See also: Slope stability analysis
Landslide hazard analysis and mapping can provide useful information for catastrophic loss reduction, and assist in the development of guidelines for sustainable land-use planning. The analysis is used to identify the factors that are related to landslides, estimate the relative contribution of factors causing slope failures, establish a relation between the factors and landslides, and to predict the landslide hazard in the future based on such a relationship. The factors that have been used for landslide hazard analysis can usually be grouped into geomorphology, geology, land use/land cover, and hydrogeology. Since many factors are considered for landslide hazard mapping, GIS is an appropriate tool because it has functions of collection, storage, manipulation, display, and analysis of large amounts of spatially referenced data which can be handled fast and effectively. Cardenas reported evidence on the exhaustive use of GIS in conjunction of uncertainty modelling tools for landslide mapping. Remote sensing techniques are also highly employed for landslide hazard assessment and analysis. Before and after aerial photographs and satellite imagery are used to gather landslide characteristics, like distribution and classification, and factors like slope, lithology, and land use/land cover to be used to help predict future events. Before and after imagery also helps to reveal how the landscape changed after an event, what may have triggered the landslide, and shows the process of regeneration and recovery.
Using satellite imagery in combination with GIS and on-the-ground studies, it is possible to generate maps of likely occurrences of future landslides. Such maps should show the locations of previous events as well as clearly indicate the probable locations of future events. In general, to predict landslides, one must assume that their occurrence is determined by certain geologic factors, and that future landslides will occur under the same conditions as past events. Therefore, it is necessary to establish a relationship between the geomorphologic conditions in which the past events took place and the expected future conditions.
Natural disasters are a dramatic example of people living in conflict with the environment. Early predictions and warnings are essential for the reduction of property damage and loss of life. Because landslides occur frequently and can represent some of the most destructive forces on earth, it is imperative to have a good understanding as to what causes them and how people can either help prevent them from occurring or simply avoid them when they do occur. Sustainable land management and development is also an essential key to reducing the negative impacts felt by landslides.

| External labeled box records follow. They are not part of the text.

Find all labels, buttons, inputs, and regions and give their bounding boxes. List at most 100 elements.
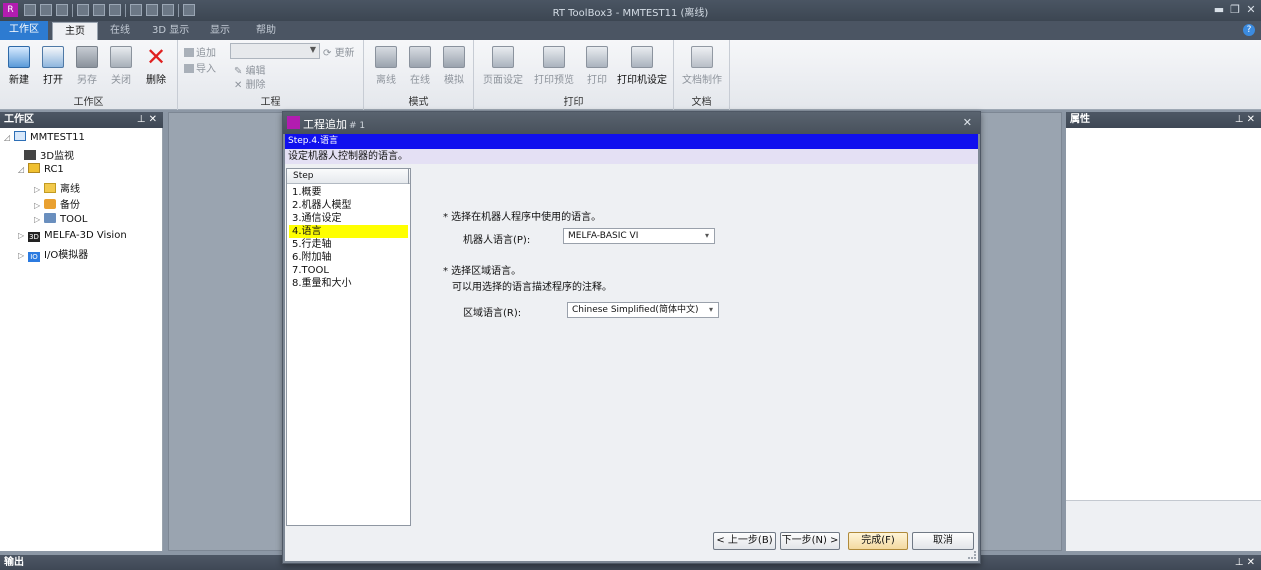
step-item[interactable]: 1.概要 [289,186,408,199]
save-as-label: 另存 [77,75,97,86]
step-item[interactable]: 3.通信设定 [289,212,408,225]
page-setup-label: 页面设定 [483,75,523,86]
dialog-close-icon[interactable]: ✕ [963,116,972,129]
tree-item-io-simulator[interactable]: ▷ IO I/O模拟器 [18,246,88,262]
next-step-button[interactable]: 下一步(N) > [780,532,840,550]
tree-item-3d-monitor[interactable]: 3D监视 [24,147,74,162]
tab-display[interactable]: 显示 [204,22,236,40]
robot-language-select[interactable]: MELFA-BASIC VI ▾ [563,228,715,244]
tree-item-vision[interactable]: ▷ 3D MELFA-3D Vision [18,230,127,242]
printer-setup-label: 打印机设定 [617,75,667,86]
import-label: 导入 [196,64,216,75]
chevron-down-icon: ▾ [708,305,713,314]
ribbon-group-project: 追加 导入 ▼ ⟳ 更新 ✎ 编辑 ✕ 删除 工程 [178,40,364,110]
panel-pin-close-icon[interactable]: ⊥ ✕ [1235,555,1255,570]
delete-button[interactable]: ✕ 删除 [141,44,171,86]
column-separator[interactable] [408,169,410,184]
cancel-button[interactable]: 取消 [912,532,974,550]
panel-pin-close-icon[interactable]: ⊥ ✕ [137,112,157,128]
tree-label: MELFA-3D Vision [44,230,127,241]
tree-label: 离线 [60,184,80,195]
region-language-select[interactable]: Chinese Simplified(简体中文) ▾ [567,302,719,318]
backup-icon [44,199,56,209]
region-language-hint: 可以用选择的语言描述程序的注释。 [452,282,612,293]
save-as-button[interactable]: 另存 [72,44,102,86]
tab-help[interactable]: 帮助 [250,22,282,40]
group-label-mode: 模式 [408,97,429,108]
open-button[interactable]: 打开 [38,44,68,86]
step-title-bar: Step.4.语言 [285,134,978,149]
ribbon-group-workspace: 新建 打开 另存 关闭 ✕ 删除 工作区 [0,40,178,110]
finish-button[interactable]: 完成(F) [848,532,908,550]
expand-icon[interactable]: ▷ [18,251,28,260]
project-delete-label: 删除 [245,80,266,91]
simulate-button[interactable]: 模拟 [439,44,469,86]
collapse-icon[interactable]: ◿ [18,165,28,174]
dialog-title-bar[interactable]: 工程追加 # 1 ✕ [283,112,980,134]
import-button[interactable]: 导入 [184,60,216,75]
project-select[interactable]: ▼ [230,43,320,59]
close-button[interactable]: 关闭 [106,44,136,86]
offline-icon [375,46,397,68]
tab-3d-display[interactable]: 3D 显示 [146,22,195,40]
project-icon [14,131,26,141]
robot-language-label: 机器人语言(P): [463,235,531,246]
offline-button[interactable]: 离线 [371,44,401,86]
refresh-button[interactable]: ⟳ 更新 [323,44,355,59]
page-setup-button[interactable]: 页面设定 [482,44,524,86]
tree-item-tool[interactable]: ▷ TOOL [34,213,87,225]
expand-icon[interactable]: ▷ [34,215,44,224]
expand-icon[interactable]: ▷ [18,231,28,240]
window-close-icon[interactable]: ✕ [1244,3,1258,17]
create-doc-button[interactable]: 文档制作 [679,44,725,86]
close-workspace-icon [110,46,132,68]
step-item[interactable]: 8.重量和大小 [289,277,408,290]
tree-label: TOOL [60,214,88,225]
delete-label: 删除 [146,75,166,86]
create-doc-label: 文档制作 [682,75,722,86]
add-project-button[interactable]: 追加 [184,44,216,59]
tree-item-rc1[interactable]: ◿ RC1 [18,163,64,175]
io-simulator-icon: IO [28,252,40,262]
group-label-document: 文档 [691,97,712,108]
step-item[interactable]: 7.TOOL [289,264,408,277]
save-icon [76,46,98,68]
edit-button[interactable]: ✎ 编辑 [234,62,266,77]
tree-item-backup[interactable]: ▷ 备份 [34,196,80,211]
tab-home[interactable]: 主页 [52,22,98,40]
ribbon-group-print: 页面设定 打印预览 打印 打印机设定 打印 [474,40,674,110]
expand-icon[interactable]: ▷ [34,185,44,194]
open-icon [42,46,64,68]
printer-setup-button[interactable]: 打印机设定 [614,44,670,86]
minimize-icon[interactable]: ▬ [1212,3,1226,17]
online-button[interactable]: 在线 [405,44,435,86]
tab-workspace[interactable]: 工作区 [0,21,48,40]
ribbon: 新建 打开 另存 关闭 ✕ 删除 工作区 追加 导入 ▼ ⟳ 更新 ✎ 编辑 ✕… [0,40,1261,110]
help-icon[interactable]: ? [1243,24,1255,36]
panel-pin-close-icon[interactable]: ⊥ ✕ [1235,112,1255,128]
restore-icon[interactable]: ❐ [1228,3,1242,17]
print-button[interactable]: 打印 [582,44,612,86]
step-item[interactable]: 2.机器人模型 [289,199,408,212]
step-item[interactable]: 6.附加轴 [289,251,408,264]
collapse-icon[interactable]: ◿ [4,133,14,142]
project-delete-button[interactable]: ✕ 删除 [234,76,266,91]
simulate-label: 模拟 [444,75,464,86]
resize-grip-icon[interactable] [968,551,976,559]
simulate-icon [443,46,465,68]
printer-setup-icon [631,46,653,68]
tab-online[interactable]: 在线 [104,22,136,40]
prev-step-button[interactable]: < 上一步(B) [713,532,776,550]
tree-item-offline[interactable]: ▷ 离线 [34,180,80,195]
expand-icon[interactable]: ▷ [34,201,44,210]
print-label: 打印 [587,75,607,86]
tree-item-project[interactable]: ◿ MMTEST11 [4,131,85,143]
tree-label: 3D监视 [40,151,75,162]
step-description: 设定机器人控制器的语言。 [285,149,978,164]
3d-monitor-icon [24,150,36,160]
import-icon [184,64,194,73]
step-item-active[interactable]: 4.语言 [289,225,408,238]
print-preview-button[interactable]: 打印预览 [532,44,576,86]
step-item[interactable]: 5.行走轴 [289,238,408,251]
new-button[interactable]: 新建 [4,44,34,86]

GIS offers a superior method for landslide analysis because it allows one to capture, store, manipulate, analyze, and display large amounts of data quickly and effectively. Because so many variables are involved, it is important to be able to overlay the many layers of data to develop a full and accurate portrayal of what is taking place on the Earth's surface. Researchers need to know which variables are the most important factors that trigger landslides in any given location. Using GIS, extremely detailed maps can be generated to show past events and likely future events which have the potential to save lives, property, and money.
Since the ‘90s, GIS have been also successfully used in conjunction to decision support systems, to show on a map real-time risk evaluations based on monitoring data gathered in the area of the Val Pola disaster (Italy).
Main article: List of landslides
Evidence of past landslides has been detected on many bodies in the solar system, but since most observations are made by probes that only observe for a limited time and most bodies in the solar system appear to be geologically inactive not many landslides are known to have happened in recent times. Both Venus and Mars have been subject to long-term mapping by orbiting satellites, and examples of landslides have been observed on both planets.